Mr. Bush did not elaborate, but administration officials said that the United States would like to see NATO get involved in training the new Iraqi army, in addition to having NATO members currently in Iraq remain there.

Meanwhile, Bangladesh — which has said it will consider a deployment of peacekeeping troops to Iraq only under a U.N. mandate — welcomed the new resolution.

"It is a step in the right direction toward restoration of full sovereignty, peace and stability in Iraq," the foreign ministry said in a statement.

U.S. ally Australia also praised the U.N. vote.

"What this resolution does is put beyond any argument that the first step in creating a democratic Iraq has been taken," Prime Minister John Howard told Australian Broadcasting Corp. radio.
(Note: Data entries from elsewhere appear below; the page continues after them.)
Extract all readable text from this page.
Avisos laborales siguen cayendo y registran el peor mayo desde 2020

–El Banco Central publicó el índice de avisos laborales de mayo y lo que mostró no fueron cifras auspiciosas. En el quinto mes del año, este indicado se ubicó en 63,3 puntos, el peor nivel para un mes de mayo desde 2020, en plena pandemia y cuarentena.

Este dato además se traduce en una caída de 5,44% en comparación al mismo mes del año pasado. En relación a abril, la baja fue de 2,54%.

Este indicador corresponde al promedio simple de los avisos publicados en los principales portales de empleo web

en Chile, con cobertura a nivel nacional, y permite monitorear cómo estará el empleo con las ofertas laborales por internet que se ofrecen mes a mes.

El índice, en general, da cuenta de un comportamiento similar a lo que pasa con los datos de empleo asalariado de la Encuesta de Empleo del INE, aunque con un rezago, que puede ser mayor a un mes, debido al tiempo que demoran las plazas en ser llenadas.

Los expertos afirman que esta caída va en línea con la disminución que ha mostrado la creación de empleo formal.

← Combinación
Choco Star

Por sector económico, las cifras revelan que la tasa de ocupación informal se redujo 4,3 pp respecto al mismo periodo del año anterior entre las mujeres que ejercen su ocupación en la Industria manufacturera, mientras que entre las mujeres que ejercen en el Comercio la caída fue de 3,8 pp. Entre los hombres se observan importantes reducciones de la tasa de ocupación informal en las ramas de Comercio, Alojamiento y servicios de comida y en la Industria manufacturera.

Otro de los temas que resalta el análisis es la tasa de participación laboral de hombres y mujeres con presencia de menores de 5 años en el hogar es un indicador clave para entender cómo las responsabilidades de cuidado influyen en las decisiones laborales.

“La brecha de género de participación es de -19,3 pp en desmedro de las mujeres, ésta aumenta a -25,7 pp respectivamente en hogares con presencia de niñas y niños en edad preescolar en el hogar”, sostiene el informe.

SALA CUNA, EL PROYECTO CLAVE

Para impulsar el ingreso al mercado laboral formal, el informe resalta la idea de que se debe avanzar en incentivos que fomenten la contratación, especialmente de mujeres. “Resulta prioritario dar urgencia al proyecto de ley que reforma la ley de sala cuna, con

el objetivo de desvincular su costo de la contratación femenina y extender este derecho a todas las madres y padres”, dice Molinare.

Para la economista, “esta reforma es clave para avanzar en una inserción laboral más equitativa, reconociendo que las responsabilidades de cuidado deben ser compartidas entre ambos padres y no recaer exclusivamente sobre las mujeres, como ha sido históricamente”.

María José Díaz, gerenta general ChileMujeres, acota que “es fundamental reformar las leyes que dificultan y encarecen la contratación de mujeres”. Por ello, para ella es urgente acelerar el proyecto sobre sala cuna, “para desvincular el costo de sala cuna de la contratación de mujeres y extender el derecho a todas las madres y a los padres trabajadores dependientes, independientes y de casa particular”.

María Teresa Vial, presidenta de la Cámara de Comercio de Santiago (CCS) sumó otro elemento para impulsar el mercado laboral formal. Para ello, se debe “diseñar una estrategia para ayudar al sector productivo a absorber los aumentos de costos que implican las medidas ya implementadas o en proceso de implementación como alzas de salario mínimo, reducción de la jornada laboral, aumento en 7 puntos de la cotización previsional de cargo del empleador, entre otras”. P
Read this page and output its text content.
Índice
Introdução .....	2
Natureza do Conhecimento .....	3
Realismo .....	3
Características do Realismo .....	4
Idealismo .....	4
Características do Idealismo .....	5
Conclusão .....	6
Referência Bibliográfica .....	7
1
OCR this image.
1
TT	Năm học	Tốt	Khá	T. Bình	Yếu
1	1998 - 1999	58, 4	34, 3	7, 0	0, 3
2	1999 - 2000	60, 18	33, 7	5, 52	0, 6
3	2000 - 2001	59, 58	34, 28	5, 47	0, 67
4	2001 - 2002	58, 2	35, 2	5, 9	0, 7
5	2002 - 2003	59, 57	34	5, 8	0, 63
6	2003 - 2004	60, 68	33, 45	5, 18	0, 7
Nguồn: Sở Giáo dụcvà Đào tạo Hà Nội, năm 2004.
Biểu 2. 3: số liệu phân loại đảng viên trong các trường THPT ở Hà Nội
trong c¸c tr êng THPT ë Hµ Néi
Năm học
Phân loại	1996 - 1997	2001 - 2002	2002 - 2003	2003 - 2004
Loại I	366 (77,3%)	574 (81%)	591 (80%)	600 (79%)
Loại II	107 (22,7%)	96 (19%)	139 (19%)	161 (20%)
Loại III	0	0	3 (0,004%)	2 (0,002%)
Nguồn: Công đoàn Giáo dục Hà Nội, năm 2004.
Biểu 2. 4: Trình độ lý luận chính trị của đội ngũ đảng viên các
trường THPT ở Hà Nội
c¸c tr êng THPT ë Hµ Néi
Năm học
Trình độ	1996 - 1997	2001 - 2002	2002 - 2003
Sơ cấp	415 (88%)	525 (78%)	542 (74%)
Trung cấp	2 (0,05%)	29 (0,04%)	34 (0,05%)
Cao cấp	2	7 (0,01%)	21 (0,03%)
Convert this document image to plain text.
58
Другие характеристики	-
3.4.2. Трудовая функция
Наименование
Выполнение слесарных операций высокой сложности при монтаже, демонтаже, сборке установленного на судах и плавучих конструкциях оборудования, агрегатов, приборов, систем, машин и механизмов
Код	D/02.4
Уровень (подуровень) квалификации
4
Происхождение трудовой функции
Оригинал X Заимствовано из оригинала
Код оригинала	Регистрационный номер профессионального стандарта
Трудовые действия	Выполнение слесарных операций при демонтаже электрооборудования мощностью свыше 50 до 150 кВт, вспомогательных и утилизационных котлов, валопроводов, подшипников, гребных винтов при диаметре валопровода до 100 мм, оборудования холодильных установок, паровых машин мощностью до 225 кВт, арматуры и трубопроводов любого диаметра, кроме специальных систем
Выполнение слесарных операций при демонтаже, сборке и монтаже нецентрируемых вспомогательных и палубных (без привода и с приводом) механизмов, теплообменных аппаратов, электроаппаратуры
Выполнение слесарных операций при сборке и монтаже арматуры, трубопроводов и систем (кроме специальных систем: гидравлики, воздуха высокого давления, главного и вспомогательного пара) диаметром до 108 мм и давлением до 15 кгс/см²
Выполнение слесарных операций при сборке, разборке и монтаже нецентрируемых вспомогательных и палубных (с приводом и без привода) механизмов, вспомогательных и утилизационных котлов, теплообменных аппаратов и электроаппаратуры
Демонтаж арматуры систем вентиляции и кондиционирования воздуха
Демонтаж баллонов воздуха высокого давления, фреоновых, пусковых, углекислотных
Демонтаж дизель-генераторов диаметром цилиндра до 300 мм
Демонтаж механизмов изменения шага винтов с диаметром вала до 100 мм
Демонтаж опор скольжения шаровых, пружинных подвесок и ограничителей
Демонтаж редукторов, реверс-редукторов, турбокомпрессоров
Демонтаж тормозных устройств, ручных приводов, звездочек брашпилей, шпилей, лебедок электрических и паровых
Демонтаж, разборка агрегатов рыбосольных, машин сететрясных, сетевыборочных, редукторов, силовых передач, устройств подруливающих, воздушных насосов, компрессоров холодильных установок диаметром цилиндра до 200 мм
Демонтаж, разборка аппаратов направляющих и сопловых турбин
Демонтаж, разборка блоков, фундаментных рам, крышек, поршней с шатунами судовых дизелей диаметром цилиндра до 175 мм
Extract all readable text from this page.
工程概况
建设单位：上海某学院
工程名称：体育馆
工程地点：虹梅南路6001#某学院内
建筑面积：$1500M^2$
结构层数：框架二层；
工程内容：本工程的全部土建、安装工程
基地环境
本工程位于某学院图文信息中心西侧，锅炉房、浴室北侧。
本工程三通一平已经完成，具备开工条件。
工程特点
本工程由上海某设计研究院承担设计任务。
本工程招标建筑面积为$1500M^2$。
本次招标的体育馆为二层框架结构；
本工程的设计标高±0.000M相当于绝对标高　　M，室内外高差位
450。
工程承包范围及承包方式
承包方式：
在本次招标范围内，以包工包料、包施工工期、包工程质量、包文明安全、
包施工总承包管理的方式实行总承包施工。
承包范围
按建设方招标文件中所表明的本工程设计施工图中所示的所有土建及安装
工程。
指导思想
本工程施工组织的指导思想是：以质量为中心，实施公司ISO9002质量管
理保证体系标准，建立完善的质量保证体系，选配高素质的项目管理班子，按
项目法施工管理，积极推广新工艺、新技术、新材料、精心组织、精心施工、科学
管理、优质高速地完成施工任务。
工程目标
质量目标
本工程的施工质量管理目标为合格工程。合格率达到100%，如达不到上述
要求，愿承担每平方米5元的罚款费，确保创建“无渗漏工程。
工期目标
It shows that "full international authority (is) being given to vesting sovereignty into this interim government," Howard said. "If in fact we can see the emergence of a democratic Arab state, then that is going to have a profoundly beneficial impact on the whole region and the whole Arab world."

Russian Foreign Minster Sergey Lavrov said Moscow was satisfied with the legitimacy of the interim government and with provisions for Iraqi control over U.S.-led forces.

Echoing President Vladimir Putin, Lavrov said passage of the resolution "opens a qualitatively new stage" in Iraq that leads toward the restoration of sovereignty. He called it "one of the most important world events."

U.N. Secretary-General Kofi Annan threw his support behind the measure.

"I think they've come up with a resolution which is equitable and fair and I think all sides should be able to work with it," he said.

The resolution spells out the powers and the limitations of the new interim Iraqi government that will assume power on June 30. It authorizes the U.S.-led multinational force to remain in Iraq to help ensure security but gives the Iraqi government the right to ask the force to leave at any time.

"The 'deal maker' was a compromise that allows each nation to command its own forces, requires cooperation on offensive sensitive military operations and allows Iraq to ask the forces to leave," Falk said.

The interim government — put together by a U.N. envoy, the Americans and their Iraqi allies — hopes the vote will give it a legitimacy that eluded its predecessor, the U.S.-appointed Iraqi Governing Council. That legitimacy would put it in a better position to curry support among fellow Arab regimes and seek economic help from abroad.

Iraqi Foreign Minister Hoshyar Zebari, speaking in New York at the Council on Foreign Relations, predicted it would have a "positive impact" on security by removing the perception of the U.S.-led multinational force as an occupying power.

Although the resolution says the interim government will have authority to ask the force to leave, new Iraqi Prime Minister Iyad Allawi indicated in a letter to Secretary of State Colin Powell that the force will remain at least until an elected transitional government takes power early next year.